I’m trying to specify specify which single GPU to run code on within Python code, by setting the GPU index visible to PyTorch. Here’s what I’ve tried:
for i in range(8): #8 gpus
os.environ["CUDA_AVAILABLE_DEVICES"] = str(i)
print(torch.cuda.device_count())
# this line always outputs 8 (all 8 devices) instead of 1...
...
I’m using PyTorch 1.0.0. How do I specify which GPU machine (by index or otherwise) to run code on (without using .to(device)) within Python code?
Do you mean that once it’s set, it cannot be changed? For my case, I’m hoping to make GPU 0 visible on the 1st iteration, GPU 1 visible on the 2nd, etc till GPU 7 and iter 8. Is there a way to do this from Python? Thanks a lot!

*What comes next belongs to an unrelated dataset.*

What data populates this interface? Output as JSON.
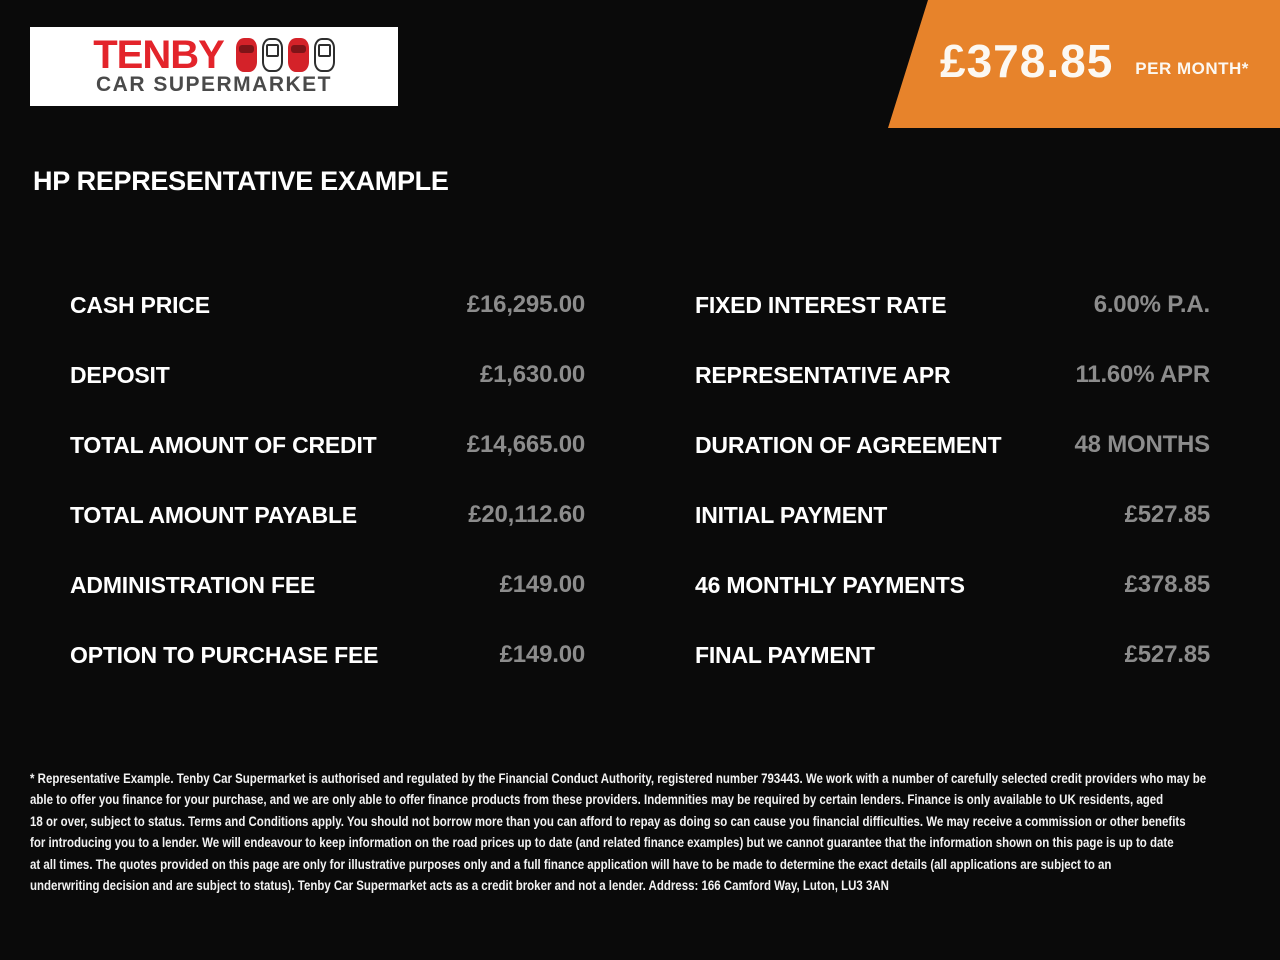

Do you mean that once it’s set, it cannot be changed?
I believe so.
For my case, I’m hoping to make GPU 0 visible on the 1st iteration, GPU 1 visible on the 2nd, etc till GPU 7 and iter 8. Is there a way to do this from Python?
Can this be done by explicitly passing torch.cuda.device(i) to tensors/modules or use torch.cuda.set_device(i)? Is there any reason that you would like to change the visible devices?
I’m trying to do some parallelism but can’t figure out how to initialise processes with different ranks, each process on 1 different GPU. I am modifying some distributed computing code, but instead of having numerous nodes, I only have 1 8 GPU machine to work with.
(Pls bear with me, I’m a beginner in distributed computing!) So far I’ve worked out that the line dist.init_process_group(backend=args.dist_backend, init_method=args.dist_url, world_size=1, rank=args.rank) intialises the same process on all 8 GPUs, but this causes problems later in my code, where I need to get the specific GPU machine index. I tried to do this with torch.cuda.current_device() but it also returns 0 despite nvidia-smi showing that all 8 GPUs have been used.
The init_process_group API only sets up the process where this function is invoked. And, as the world_size is set to 1, It only expects one process in the distributed training gang. If you would like to use multiple processes, please see this example.
but this causes problems later in my code, where I need to get the specific GPU machine index.
To get machine index, will it work if you use args.rank?
I tried to do this with torch.cuda.current_device() but it also returns 0 despite nvidia-smi showing that all 8 GPUs have been used.
The torch.cuda.current_device() returns the current device. By default, it is the first GPU, which is indeed indexed by 0.